← Back to articles

Pricing guide

LLM API cache and batch pricing: when headline token prices are not enough

Input and output token prices are still the baseline. But repeated context, delayed jobs, and optional processing tiers can move the real cost check to cached input, cache write, batch, priority, or flex rows.

Updated June 18, 2026 Cache and batch pricing Works with calculator and compare

Decision path

Start with the workload timing

A lower headline token price is not always the cheapest production shape. First decide whether the workload is interactive, repeated, offline, or tied to a processing tier.

Workload pattern Pricing rows to inspect Best next step
One-at-a-time product requests Input and output Estimate the monthly request shape in the calculator.
Repeated instructions, documents, or system context Cached input and cache write Start from the cache reuse preset, then change the hit rate.
Offline analysis or large jobs that can wait Batch input and batch output Use compare to check which models expose batch rows.
Latency or capacity tier decisions Priority and flex input/output Compare the optional processing rows beside standard prices.

Calculator

Use the cache reuse preset when repeated context is plausible

The calculator includes a cache reuse preset with 8k input tokens, 1k output tokens, 5k monthly requests, and a 50% cache hit rate. Treat that as a starting point, not a promise from any provider.

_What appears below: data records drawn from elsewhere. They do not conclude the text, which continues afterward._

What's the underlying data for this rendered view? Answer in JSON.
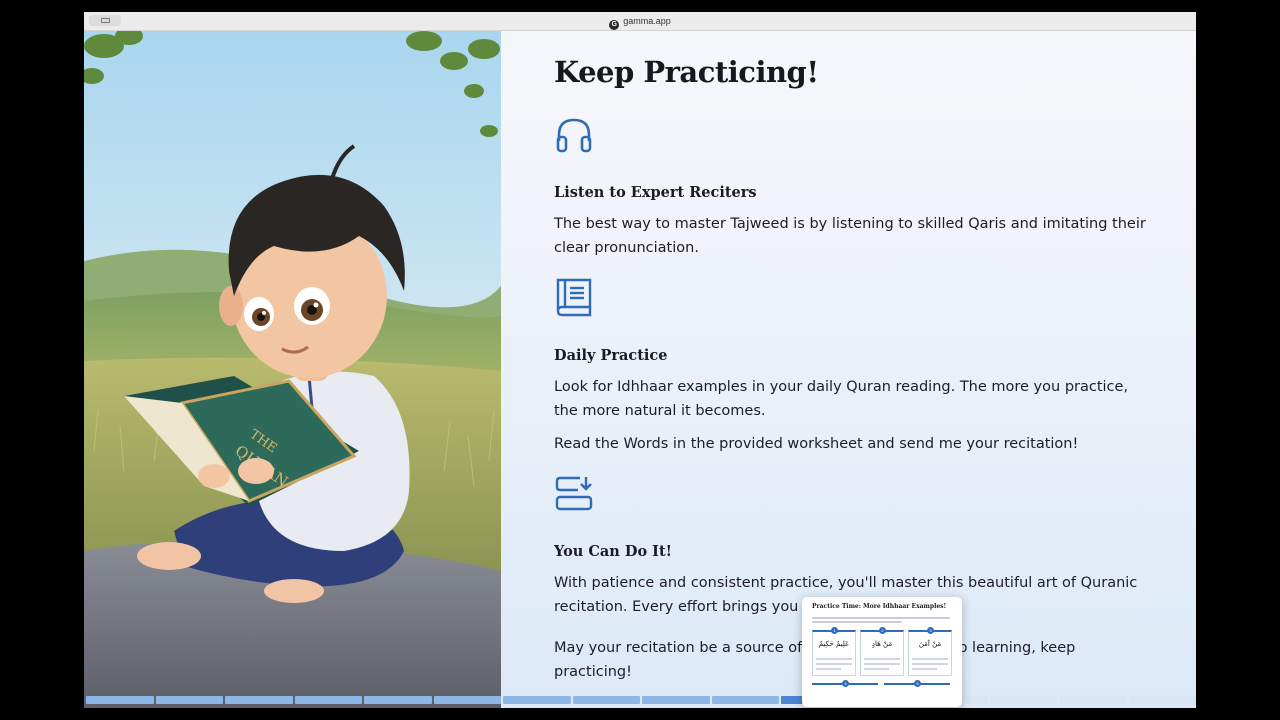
{
  "browser": {
    "url": "gamma.app",
    "favicon_letter": "G"
  },
  "slide": {
    "title": "Keep Practicing!",
    "features": [
      {
        "icon": "headphones-icon",
        "heading": "Listen to Expert Reciters",
        "paragraphs": [
          "The best way to master Tajweed is by listening to skilled Qaris and imitating their clear pronunciation."
        ]
      },
      {
        "icon": "book-icon",
        "heading": "Daily Practice",
        "paragraphs": [
          "Look for Idhhaar examples in your daily Quran reading. The more you practice, the more natural it becomes.",
          "Read the Words in the provided worksheet and send me your recitation!"
        ]
      },
      {
        "icon": "progress-icon",
        "heading": "You Can Do It!",
        "paragraphs": [
          "With patience and consistent practice, you'll master this beautiful art of Quranic recitation. Every effort brings you closer to excellence.",
          "May your recitation be a source of blessing for you. Keep learning, keep practicing!"
        ]
      }
    ]
  },
  "illustration": {
    "book_text_1": "THE",
    "book_text_2": "QURAN"
  },
  "thumbnail": {
    "title": "Practice Time: More Idhhaar Examples!",
    "cards": [
      {
        "number": "1",
        "arabic": "عَلِيمٌ حَكِيمٌ"
      },
      {
        "number": "2",
        "arabic": "مَنْ هَادٍ"
      },
      {
        "number": "3",
        "arabic": "مَنْ آمَنَ"
      }
    ],
    "cards_bottom": [
      {
        "number": "4"
      },
      {
        "number": "5"
      }
    ]
  },
  "progress": {
    "total_segments": 16,
    "current_segment": 11,
    "colors": {
      "done": "#8fb7e6",
      "current": "#4a86d6",
      "upcoming": "#d9e5f4"
    }
  },
  "colors": {
    "accent": "#2f6cb5",
    "title": "#17171f"
  }
}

If a selected model exposes cached-input pricing, the calculator uses that row for the cached share. If it does not, the estimate falls back to ordinary input pricing so the scenario still has a conservative first-pass cost.

Cache check

  • Does the repeated text meet the provider's caching requirements?
  • Is cache write pricing separate from cache hit pricing?
  • Does the cache expire before the repeated requests arrive?

Compare

Use compare for rows the calculator does not model yet

The compare page shows more pricing dimensions than a single monthly calculator scenario can express. Use it to inspect cached input, cache write, batch input, batch output, priority input/output, and flex input/output beside ordinary token prices.

This is especially useful when two models look similar on standard input/output cost, but one route exposes a cheaper asynchronous or cache-aware path for the workload.

Do not skip

Batch and cache rows do not replace provider documentation. Confirm eligibility, rate limits, retention, latency, and billing behavior before treating a route as production-ready.

Provider docs

Check the provider rule before trusting the estimate

OpenAI

Check the pricing page for cached-input, Batch API, priority, and flex rows, then use the prompt caching guide to confirm eligibility and cached-token reporting.

Anthropic

Check cache write, cache hit, batch, and long-context notes before treating a Claude workload as a simple input/output estimate.

Gemini

Check context caching token prices, storage prices, and cache TTL behavior before estimating repeated-context workloads.

Limits

What this guide does not decide

This guide does not rank model quality, latency, quotas, regional availability, tool charges, account discounts, or final invoices. It also does not guarantee cache eligibility for any prompt. Use it to choose the right pricing rows, then verify the production contract with the provider.